E continua o relato: “Comecei a chorar também, me dei conta que o restaurante não é um comércio qualquer, não é uma troca mercantil. É palco de momentos significativos nas vidas das pessoas. Tem um peso muito grande. Isso me deu vontade de honrar muito mais o que fazemos. Porque antes eu estava lá fazendo comida, porque tinha a ideia de um projeto, de um ambiente, mas esse lugar de enxergar o que significa esse local de encontro tem um peso enorme.”

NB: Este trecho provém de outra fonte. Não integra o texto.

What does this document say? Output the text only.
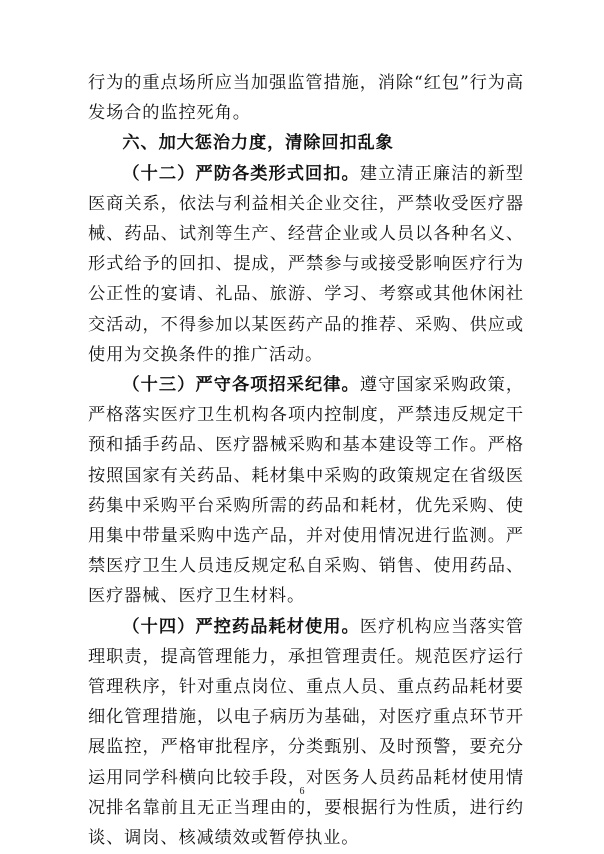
行为的重点场所应当加强监管措施，消除“红包”行为高发场合的监控死角。

六、加大惩治力度，清除回扣乱象

（十二）严防各类形式回扣。建立清正廉洁的新型医商关系，依法与利益相关企业交往，严禁收受医疗器械、药品、试剂等生产、经营企业或人员以各种名义、形式给予的回扣、提成，严禁参与或接受影响医疗行为公正性的宴请、礼品、旅游、学习、考察或其他休闲社交活动，不得参加以某医药产品的推荐、采购、供应或使用为交换条件的推广活动。

（十三）严守各项招采纪律。遵守国家采购政策，严格落实医疗卫生机构各项内控制度，严禁违反规定干预和插手药品、医疗器械采购和基本建设等工作。严格按照国家有关药品、耗材集中采购的政策规定在省级医药集中采购平台采购所需的药品和耗材，优先采购、使用集中带量采购中选产品，并对使用情况进行监测。严禁医疗卫生人员违反规定私自采购、销售、使用药品、医疗器械、医疗卫生材料。

（十四）严控药品耗材使用。医疗机构应当落实管理职责，提高管理能力，承担管理责任。规范医疗运行管理秩序，针对重点岗位、重点人员、重点药品耗材要细化管理措施，以电子病历为基础，对医疗重点环节开展监控，严格审批程序，分类甄别、及时预警，要充分运用同学科横向比较手段，对医务人员药品耗材使用情况排名靠前且无正当理由的，要根据行为性质，进行约谈、调岗、核减绩效或暂停执业。

6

Entre os principais, Gabriela acrescentou um delicioso steak americano de porco Duroc, com salmorigano, gergelim e limão em conserva; vôngoli & risoni – preparado com vôngoles frescos, massa em formato de arroz, limão em conserva e vinho branco; e também grão de bico orgânico caldoso, abóbora cabotiá, espinafre, harissa, cominho, coentro e laban acompanhado por pão chato.